America’s 242nd year: The #MeToo movement exposed elite men in media and political circles for sexual assault and violence; rampant gun violence led to 59 dead in Las Vegas, 17 dead in a high school in Parkland, Florida, and 152 more mass shootings in 2018 alone; the opioid epidemic was declared a national emergency; a zero-tolerance immigration policy by the Trump administration led to the separation of migrant children from their parents at the border; and most recently, a woman’s right to choose has come under scrutiny.
Happy Birthday, America.
While events to drink alcoholic beverages, scarf down all-American grub and boisterously celebrate one more year in the country’s history while gazing upon firework displays abound in the city, there are a number of events for those who may be feeling a bit disenchanted with the land of the free and the home of the brave.
“We felt weird celebrating Independence Day,” said Nabilah Jimwani, an organizer of such an observation, adding that current events made her and fellow organizer, Rosalee Lewis, feel the need to make an impact with Fourth of July celebrations.
Here is a list of events in the city that invoke the resistance and fight the power:
At the event hosted by Jiwani and Lewis at Narcbar at The Standard in the East Village (25 Cooper Sq.) from 1 to 4 p.m., 10 percent to 15 percent of proceeds from happy hour drinks and food will be donated to the Refugee and Immigrant Center for Education and Legal Services (RAICES) Texas. Since the zero-tolerance policy announced by the Department of Homeland Security, RAICES has been on the frontlines in the fight to end family separation.
“We still wanted to keep it positive, we wanted to keep it a celebration. We also felt self-conscious that we sort of take [Fourth of July] for granted that we can celebrate that every year,” Lewis said, adding that the duo wanted to remind people to not take freedom for granted.
There also will be a “Ring-Your-Rep” phone outside the bar, where those celebrating can drunk-dial political representatives regarding the issues they care about.
Whilst not a party, this reading hosted by a group of concerned citizens, called the Declaration 17, will celebrate American values. There will be readigs from the Declaration of Independence, the U.S. Constitution, and the Bill of Rights at the Eleanor Roosevelt Monument located at the intersection of Riverside Park and West 72nd Street from noon to 1:30 p.m.
“They will be making comments through and exposing our current government’s erosion of some of the Constitution’s principles,” the event description reads.
Finback Brewery, located at 78-01 77th Ave in Queens, is introducing a special Fourth of July beer called “People Power,” a 7.3 percent IPA. From noon to 8 p.m., they will donate $1 from every four-pack sold to the American Civil Liberties Union “to support the work of defending our Constitution and standing up for all people across our nation,” the description reads.
The ACLU donation is the result of the brewery’s participation in the People Power Beer project, a grassroots movement to protect voting rights and civil liberties.
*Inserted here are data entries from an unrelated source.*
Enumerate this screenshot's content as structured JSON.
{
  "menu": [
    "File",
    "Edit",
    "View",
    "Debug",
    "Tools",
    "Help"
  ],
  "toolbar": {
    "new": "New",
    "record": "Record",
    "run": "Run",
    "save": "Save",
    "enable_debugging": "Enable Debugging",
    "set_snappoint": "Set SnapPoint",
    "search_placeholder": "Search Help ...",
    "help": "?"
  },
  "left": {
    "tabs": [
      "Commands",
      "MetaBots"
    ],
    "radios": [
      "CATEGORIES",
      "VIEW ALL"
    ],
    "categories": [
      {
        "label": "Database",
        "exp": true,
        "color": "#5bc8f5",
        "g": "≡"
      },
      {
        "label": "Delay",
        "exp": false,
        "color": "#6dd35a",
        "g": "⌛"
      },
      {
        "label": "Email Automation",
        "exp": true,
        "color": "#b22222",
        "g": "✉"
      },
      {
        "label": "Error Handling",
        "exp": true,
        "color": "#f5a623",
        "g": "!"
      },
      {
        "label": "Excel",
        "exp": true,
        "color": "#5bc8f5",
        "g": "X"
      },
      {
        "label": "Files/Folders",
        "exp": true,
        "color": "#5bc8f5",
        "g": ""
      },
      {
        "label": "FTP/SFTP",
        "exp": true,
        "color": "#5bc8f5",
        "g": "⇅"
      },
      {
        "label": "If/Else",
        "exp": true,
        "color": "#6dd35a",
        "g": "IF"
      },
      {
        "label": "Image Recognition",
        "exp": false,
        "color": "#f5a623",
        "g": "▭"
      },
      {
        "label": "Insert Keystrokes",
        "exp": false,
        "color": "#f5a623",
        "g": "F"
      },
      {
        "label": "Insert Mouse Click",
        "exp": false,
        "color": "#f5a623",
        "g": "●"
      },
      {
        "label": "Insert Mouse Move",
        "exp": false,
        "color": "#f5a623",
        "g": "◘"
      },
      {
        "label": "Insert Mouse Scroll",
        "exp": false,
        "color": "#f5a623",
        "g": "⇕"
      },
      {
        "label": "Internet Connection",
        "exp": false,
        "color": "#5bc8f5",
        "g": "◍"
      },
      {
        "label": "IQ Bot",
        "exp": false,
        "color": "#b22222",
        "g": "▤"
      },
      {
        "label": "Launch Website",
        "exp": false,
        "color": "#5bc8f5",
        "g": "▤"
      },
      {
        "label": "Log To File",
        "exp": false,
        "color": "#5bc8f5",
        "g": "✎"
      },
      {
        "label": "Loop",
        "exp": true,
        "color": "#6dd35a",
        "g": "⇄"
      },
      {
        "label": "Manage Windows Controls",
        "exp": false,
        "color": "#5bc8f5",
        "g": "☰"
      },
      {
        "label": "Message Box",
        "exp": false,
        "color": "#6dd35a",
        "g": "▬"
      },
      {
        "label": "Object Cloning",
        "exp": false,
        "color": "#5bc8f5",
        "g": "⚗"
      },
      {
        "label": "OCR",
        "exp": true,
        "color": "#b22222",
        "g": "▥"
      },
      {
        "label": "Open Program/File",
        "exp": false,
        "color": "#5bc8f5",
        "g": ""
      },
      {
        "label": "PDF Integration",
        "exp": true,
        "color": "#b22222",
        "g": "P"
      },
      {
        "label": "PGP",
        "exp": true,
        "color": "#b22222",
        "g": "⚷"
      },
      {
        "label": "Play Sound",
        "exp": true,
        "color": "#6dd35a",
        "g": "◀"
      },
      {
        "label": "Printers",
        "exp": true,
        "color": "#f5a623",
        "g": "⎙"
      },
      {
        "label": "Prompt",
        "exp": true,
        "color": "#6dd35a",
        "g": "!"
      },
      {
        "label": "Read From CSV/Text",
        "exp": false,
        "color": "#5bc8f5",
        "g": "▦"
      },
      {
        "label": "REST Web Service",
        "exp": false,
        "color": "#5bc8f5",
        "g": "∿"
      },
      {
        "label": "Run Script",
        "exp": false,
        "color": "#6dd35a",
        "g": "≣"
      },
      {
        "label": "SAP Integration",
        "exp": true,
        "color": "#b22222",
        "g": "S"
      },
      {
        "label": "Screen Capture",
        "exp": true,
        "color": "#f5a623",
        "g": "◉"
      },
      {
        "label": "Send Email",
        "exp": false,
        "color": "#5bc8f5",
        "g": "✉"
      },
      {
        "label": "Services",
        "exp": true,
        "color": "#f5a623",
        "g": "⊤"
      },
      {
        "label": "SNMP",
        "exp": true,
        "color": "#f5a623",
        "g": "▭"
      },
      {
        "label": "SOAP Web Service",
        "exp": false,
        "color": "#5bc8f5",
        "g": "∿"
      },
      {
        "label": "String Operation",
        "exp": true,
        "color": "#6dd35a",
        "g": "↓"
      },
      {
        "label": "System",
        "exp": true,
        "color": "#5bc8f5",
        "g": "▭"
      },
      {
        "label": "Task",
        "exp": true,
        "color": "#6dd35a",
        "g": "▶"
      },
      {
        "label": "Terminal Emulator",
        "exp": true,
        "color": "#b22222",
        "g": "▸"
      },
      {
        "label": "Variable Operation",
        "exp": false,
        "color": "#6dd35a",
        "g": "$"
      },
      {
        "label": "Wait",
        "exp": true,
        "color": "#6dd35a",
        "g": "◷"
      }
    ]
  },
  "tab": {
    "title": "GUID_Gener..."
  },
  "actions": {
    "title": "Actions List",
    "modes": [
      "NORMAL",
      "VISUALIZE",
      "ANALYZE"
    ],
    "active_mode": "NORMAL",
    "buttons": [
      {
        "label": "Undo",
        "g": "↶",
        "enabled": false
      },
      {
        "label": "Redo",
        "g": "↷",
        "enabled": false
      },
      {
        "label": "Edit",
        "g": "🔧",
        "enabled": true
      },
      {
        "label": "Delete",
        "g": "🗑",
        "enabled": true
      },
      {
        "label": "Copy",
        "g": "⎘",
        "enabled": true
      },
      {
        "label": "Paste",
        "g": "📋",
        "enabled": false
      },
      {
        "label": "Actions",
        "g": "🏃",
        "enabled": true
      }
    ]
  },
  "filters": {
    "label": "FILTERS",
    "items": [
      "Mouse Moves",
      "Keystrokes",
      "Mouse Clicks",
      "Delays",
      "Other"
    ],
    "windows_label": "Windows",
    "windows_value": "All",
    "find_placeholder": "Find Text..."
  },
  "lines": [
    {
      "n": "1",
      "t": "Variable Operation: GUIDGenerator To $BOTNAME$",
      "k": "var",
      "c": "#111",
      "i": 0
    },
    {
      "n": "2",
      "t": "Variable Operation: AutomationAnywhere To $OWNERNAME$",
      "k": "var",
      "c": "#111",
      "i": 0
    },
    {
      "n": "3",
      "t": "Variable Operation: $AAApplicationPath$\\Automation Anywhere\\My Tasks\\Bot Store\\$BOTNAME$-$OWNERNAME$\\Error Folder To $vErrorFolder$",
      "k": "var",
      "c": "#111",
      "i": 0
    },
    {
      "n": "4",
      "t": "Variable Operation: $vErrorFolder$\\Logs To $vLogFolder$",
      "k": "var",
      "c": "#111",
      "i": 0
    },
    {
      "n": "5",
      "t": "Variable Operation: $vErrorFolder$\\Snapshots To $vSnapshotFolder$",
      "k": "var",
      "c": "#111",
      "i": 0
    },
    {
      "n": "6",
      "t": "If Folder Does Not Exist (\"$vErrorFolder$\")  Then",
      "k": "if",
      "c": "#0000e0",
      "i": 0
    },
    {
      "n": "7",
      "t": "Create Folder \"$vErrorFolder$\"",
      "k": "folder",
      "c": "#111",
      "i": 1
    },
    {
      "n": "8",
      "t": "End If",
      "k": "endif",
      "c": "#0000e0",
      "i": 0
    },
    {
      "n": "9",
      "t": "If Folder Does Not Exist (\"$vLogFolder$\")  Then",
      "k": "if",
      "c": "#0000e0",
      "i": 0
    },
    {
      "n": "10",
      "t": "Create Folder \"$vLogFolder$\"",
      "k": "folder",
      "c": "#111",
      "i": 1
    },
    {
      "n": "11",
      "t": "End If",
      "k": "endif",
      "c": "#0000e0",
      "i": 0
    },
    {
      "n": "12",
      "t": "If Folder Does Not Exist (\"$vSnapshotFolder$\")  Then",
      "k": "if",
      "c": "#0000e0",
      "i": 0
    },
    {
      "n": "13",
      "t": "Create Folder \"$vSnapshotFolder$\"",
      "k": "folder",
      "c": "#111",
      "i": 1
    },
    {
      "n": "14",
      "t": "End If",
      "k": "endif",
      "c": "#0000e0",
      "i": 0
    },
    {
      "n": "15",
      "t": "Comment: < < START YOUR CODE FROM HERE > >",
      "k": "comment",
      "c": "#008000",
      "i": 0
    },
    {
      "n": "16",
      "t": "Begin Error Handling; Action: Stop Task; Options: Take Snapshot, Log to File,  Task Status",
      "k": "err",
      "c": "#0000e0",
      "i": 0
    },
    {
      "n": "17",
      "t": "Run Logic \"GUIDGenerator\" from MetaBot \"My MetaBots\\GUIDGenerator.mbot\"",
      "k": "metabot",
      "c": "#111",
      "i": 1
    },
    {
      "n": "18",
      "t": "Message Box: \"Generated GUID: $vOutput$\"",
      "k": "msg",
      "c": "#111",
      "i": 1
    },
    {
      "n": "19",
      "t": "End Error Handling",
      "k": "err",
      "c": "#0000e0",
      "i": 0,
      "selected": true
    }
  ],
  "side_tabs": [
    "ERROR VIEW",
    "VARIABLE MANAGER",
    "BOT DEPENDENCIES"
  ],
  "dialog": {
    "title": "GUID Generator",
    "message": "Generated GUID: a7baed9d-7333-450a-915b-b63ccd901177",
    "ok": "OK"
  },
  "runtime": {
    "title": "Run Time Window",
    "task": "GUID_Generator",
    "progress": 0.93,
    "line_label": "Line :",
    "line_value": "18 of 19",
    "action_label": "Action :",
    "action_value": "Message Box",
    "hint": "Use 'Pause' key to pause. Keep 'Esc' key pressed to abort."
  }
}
Interboro Spirits and Ales, Kings County Brewers Collective, Strong Rope Brewery and Threes Brewing in Brooklyn, and Rockaway Brewing Company in Long Island City, are also members of the People Power Beer project.
Councilman Brad Lander (D-Brooklyn) is encouraging his constituents to turn their disillusionment into action at the Old Stone House in Washington Square Park, off of Fourth Avenue between Third and Fourth streets from 11 a.m. to 2 p.m. The event will feature music by Arcade Fire’s Will Butler and singer-songwriter Jean Rohe.
In addition to a potluck dinner, singing and discussions about possible activism, the organizers will also register people to vote.
This protest picnic at Marcus Garvey Park in Harlem from 1 to 5 p.m. will have food, films and music to partake in.
“At a time when this system puts immigrant children in cages at the border and bombs still other children in the Middle East, when police still shoot down black and Latino people in the streets, when women are treated as less than human and the basic rights and respect for LGBTQ people are denied right up to the Supreme Court, and when the environment itself is under severe assault—a better world IS possible,” the event description reads.
While a picnic on the Fourth of July is probably not enough to convince you of brighter times, a little ironic merriment with an added dollop of amassing for a revolution never hurt anybody.
From 2 to 8 p.m., an art gallery in Brooklyn will pull out all the stops. The Living Gallery in Brooklyn will charge $4 for entry, food plates and drinks, with $2 shots all in the name of the resistance. Calling it a sliding scale, organizers promise to not turn away anybody for lack of funds, according to the event description.
A “Black & POC only event,” organizers are resisting capitalism, criminalization of marginalized communities, sexism, transphobia and slavery. While resisting, however, they urge attendees to “get lit” and “shake ya bum” to a myriad of musical acts planned for the day.